In compagnia dei lupi è un film horror del 1984 diretto da Neil Jordan. Nel cinema horror i capolavori sui licantropi si contano sul palmo di una mano. I capisaldi sono due: L’ululato di Joe Dante e Un lupo mannaro americano a Londra di Landis. Tuttavia qui si parlerà di un film molto particolare che merita un posto nel podio. Questa perla è ingiustamente poco conosciuta e richiede una riscoperta. Non è un racconto convenzionale. In compagnia dei lupi è una rivisitazione fortemente simbolica della fiaba di cappuccetto rosso. Tratta la licantropia in maniera diversa dal solito. Articola la narrazione attraverso uno sviluppo che si configura con una struttura meta narrativa. È un film su un sogno che contiene al suo interno dei racconti. Tutto arricchito da una scenografia visibilmente fittizia ma fortemente suggestiva, effetti speciali di alto livello e un atmosfera onirica deliziosa.
In compagnia dei lupi: Sogni, simboli e lupi
In compagnia dei lupi non è un classico racconto di lupi mannari. È a tutti gli effetti un sogno. E questo è messo in chiaro fin dai primi istanti, e viene ricordato durante lo sviluppo. Viene mostrato più volte il bel viso dormiente della protagonista, che si agita nel suo letto. La dichiarata natura onirica della pellicola permette di sostenere uno sviluppo libero da convenzioni. Non c’è linearità nelle vicende. Simboli sono sparpagliati ovunque. La licantropia diventa qui una metafora. Incarna le paure relative alla crescita. Il lupo cattivo diviene l’impulso sessuale e il desiderio carnale. Cappuccetto rosso è la ragazzina pudica che fa i conti con il proprio diventare donna. In compagnia dei lupi è un film con più livelli di lettura simbolica. Tuttavia non diventa mai eccessivamente cervellotico. Anzi la visione risulta più gustosa ogni fotogramma che passa. Il film è un piacere per gli occhi. È un prodotto raffinato, reso incantevole da un atmosfera ipnotica e mesmerizzante.
Un atmosfera da brividi
Uno dei punti di forza di In compagnia dei lupi è la scenografia. Riprende la tradizione dell’horror gotico degli anni sessanta e settanta di casa Hammer. I film della Hammer erano pellicole che riuscivano ad evocare atmosfere da brividi con pochissimi mezzi. Erano horror fortemente suggestivi, dove le scenografie e la fotografia erano i punti forti. In compagnia dei lupi si rifà a questa tradizione, proponendo degli scenari di grande impatto. L’ambientazione è visibilmente fittizia. Non si ha l’obbiettivo della verosomiglianza. La foresta è chiaramente costruita in uno studio. Le riprese non sono mai ampie. Ma non è una cosa negativa.
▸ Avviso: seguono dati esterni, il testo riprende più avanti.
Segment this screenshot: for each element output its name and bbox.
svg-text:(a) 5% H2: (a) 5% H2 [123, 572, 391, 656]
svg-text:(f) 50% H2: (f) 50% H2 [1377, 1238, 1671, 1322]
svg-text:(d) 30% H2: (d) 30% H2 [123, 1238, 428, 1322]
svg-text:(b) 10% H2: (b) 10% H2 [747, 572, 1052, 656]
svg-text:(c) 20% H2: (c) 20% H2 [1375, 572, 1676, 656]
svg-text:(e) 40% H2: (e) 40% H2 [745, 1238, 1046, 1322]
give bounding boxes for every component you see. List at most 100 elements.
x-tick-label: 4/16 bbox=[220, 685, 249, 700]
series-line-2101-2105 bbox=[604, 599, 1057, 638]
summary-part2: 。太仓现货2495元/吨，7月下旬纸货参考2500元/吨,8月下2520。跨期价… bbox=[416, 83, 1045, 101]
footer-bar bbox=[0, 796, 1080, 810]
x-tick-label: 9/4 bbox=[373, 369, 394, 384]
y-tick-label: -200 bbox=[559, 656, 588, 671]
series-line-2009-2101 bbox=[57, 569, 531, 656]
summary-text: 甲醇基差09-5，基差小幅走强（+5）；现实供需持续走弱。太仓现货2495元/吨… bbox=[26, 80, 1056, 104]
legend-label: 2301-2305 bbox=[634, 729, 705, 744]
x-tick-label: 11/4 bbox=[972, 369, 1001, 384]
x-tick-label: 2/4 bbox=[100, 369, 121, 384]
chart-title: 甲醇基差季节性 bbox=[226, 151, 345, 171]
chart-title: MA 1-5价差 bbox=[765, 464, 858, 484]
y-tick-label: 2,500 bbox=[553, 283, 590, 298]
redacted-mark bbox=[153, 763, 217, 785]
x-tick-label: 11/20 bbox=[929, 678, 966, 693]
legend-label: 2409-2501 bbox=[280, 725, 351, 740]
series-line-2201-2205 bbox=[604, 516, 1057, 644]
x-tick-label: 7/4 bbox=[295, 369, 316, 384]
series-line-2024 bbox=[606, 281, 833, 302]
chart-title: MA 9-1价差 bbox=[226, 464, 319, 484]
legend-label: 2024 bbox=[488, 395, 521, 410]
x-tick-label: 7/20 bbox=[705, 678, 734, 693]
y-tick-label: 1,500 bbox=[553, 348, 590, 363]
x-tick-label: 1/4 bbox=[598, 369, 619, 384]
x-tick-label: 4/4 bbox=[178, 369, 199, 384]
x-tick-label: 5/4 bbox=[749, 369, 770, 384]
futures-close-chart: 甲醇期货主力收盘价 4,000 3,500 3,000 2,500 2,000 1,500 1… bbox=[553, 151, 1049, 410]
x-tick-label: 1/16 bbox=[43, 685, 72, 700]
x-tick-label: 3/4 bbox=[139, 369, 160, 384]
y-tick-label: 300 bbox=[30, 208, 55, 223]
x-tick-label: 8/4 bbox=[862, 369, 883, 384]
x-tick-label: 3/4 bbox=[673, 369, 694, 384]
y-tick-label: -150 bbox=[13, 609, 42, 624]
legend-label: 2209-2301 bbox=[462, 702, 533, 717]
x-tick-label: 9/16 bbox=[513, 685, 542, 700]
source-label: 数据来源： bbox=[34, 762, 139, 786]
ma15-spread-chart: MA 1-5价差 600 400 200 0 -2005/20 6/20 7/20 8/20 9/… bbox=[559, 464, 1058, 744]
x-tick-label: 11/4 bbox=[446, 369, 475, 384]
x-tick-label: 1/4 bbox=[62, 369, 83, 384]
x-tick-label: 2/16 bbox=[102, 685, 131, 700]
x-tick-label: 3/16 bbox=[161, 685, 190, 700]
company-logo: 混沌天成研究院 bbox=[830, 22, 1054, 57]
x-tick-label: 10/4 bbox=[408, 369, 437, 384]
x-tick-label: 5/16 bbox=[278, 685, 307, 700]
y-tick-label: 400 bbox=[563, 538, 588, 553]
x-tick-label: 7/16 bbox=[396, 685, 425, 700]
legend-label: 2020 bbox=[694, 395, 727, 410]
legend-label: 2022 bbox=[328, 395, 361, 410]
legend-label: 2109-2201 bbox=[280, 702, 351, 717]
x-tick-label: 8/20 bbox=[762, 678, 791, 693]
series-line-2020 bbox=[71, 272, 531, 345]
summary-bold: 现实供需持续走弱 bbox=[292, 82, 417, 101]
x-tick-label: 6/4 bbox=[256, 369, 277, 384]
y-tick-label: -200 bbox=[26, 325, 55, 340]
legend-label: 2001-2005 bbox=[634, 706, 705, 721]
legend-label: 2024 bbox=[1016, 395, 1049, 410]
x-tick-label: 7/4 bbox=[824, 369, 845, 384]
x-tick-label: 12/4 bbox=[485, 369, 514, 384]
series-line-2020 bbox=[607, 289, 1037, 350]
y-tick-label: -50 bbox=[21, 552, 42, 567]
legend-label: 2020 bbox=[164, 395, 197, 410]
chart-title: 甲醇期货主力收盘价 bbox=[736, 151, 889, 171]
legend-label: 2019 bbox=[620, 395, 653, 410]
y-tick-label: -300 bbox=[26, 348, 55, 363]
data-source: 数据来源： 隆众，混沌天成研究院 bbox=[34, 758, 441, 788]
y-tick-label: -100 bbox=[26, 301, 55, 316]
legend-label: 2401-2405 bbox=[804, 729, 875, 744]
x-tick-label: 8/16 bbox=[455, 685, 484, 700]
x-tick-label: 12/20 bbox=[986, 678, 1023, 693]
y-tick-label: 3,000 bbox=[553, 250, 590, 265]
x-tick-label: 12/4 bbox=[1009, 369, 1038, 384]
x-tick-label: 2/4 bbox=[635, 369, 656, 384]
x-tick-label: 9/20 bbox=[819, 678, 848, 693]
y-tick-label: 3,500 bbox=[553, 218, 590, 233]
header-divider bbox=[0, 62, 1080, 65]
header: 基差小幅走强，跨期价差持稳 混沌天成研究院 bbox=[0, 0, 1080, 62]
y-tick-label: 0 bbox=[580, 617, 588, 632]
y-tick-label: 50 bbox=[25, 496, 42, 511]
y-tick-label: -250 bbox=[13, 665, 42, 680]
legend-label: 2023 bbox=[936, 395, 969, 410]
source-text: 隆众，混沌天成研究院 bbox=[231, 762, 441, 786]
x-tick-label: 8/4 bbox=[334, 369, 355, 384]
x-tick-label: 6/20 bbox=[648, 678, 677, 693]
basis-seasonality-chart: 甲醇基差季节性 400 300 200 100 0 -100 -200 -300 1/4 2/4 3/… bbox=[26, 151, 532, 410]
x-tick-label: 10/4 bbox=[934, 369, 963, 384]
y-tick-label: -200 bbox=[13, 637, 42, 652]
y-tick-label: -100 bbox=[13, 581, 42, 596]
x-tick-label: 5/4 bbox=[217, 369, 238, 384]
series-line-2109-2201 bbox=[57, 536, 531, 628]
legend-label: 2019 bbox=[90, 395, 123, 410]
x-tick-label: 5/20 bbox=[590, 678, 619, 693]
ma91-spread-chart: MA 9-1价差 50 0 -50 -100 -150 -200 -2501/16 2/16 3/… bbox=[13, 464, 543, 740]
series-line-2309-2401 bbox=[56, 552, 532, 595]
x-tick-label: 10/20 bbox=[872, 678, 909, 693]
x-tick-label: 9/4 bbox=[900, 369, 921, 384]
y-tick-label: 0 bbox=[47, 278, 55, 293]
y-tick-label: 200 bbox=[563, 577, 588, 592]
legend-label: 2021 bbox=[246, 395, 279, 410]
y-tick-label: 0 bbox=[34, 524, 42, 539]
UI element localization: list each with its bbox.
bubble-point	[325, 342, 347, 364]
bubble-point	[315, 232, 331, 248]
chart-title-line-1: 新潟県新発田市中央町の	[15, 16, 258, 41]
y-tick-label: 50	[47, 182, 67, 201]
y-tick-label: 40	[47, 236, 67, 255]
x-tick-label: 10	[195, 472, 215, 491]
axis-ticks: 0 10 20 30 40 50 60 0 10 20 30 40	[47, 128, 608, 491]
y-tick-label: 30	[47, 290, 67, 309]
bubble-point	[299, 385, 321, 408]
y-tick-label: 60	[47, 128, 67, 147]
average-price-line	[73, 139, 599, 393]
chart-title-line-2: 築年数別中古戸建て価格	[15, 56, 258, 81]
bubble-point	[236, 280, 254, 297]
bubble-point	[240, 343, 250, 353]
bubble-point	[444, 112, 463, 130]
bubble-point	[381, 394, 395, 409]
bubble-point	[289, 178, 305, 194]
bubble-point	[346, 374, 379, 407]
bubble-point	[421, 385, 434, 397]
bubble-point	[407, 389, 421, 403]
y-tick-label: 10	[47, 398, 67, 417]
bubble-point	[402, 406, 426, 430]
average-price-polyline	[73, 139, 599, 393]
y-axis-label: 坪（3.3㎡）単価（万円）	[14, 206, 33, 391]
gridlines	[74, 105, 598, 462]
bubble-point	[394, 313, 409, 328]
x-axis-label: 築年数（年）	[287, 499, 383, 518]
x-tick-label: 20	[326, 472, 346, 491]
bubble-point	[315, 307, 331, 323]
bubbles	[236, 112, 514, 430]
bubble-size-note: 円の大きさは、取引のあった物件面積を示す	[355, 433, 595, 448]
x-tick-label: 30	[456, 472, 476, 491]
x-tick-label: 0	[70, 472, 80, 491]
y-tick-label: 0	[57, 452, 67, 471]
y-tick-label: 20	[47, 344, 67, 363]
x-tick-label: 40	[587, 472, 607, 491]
In compagnia dei lupi è a tutti gli effetti un sogno, dai toni fiabeschi e quindi le scenografie sono perfette. Qualche alberello, un po’ di nebbia e dei buoni giochi di luce bastano per creare una atmosfera ammaliante.
In compagnia dei lupi: gli effetti speciali
Anche sul piano degli effetti speciali con In compagnia dei lupi siamo davanti ad un prodotto di alto livello. Qui troviamo una delle migliori trasformazioni in licantropo, insieme ai già citati film di Dante e Landis. Nonostante gli anni passati, quella scena fa ancora il suo bell’effetto. Si vede che siamo davanti ad un pupazzo, in piena tradizione del cinema horror anni ottanta. Ma non è un problema. Il risultato è disgustoso ( nel senso buono). É una trasformazione brutale e sanguinosa. Ed è migliore di molti altri titoli recenti in cui si usa la CGI. La pelle strappata, il viso che si allunga, il sangue che cola. Da applausi.
Conclusioni
In compagnia dei lupi è un film metanarrativo. É un film su un sogno. Il sogno racconta una fiaba e nella fiaba vengono raccontate tre altre fiabe. Tutti racconti incentrati sulla figura ambigua e a doppia faccia del lupo. Il lupo mannaro è una metafora dei nostri impulsi sessuali. Questo è un film a scatola cinese, fortemente suggestivo. Una metafora del passaggio dall’infanzia all’età adulta. È la fiaba come dovrebbe essere. La natura fittizia dell’intera pellicola è giustificata dalla natura onirica del film stesso. Quindi nulla stona. L’atmosfera fuori dal tempo è resa benissimo con pochi mezzi. Di più non si poteva chiedere. È un gioiello che non va dimenticato. E se quanto detto non vi basta, la presenza di Angela Landsbury dovrebbe essere la ciliegina sulla torta. È una nonnina perfetta. E lo era già quarant’anni fa.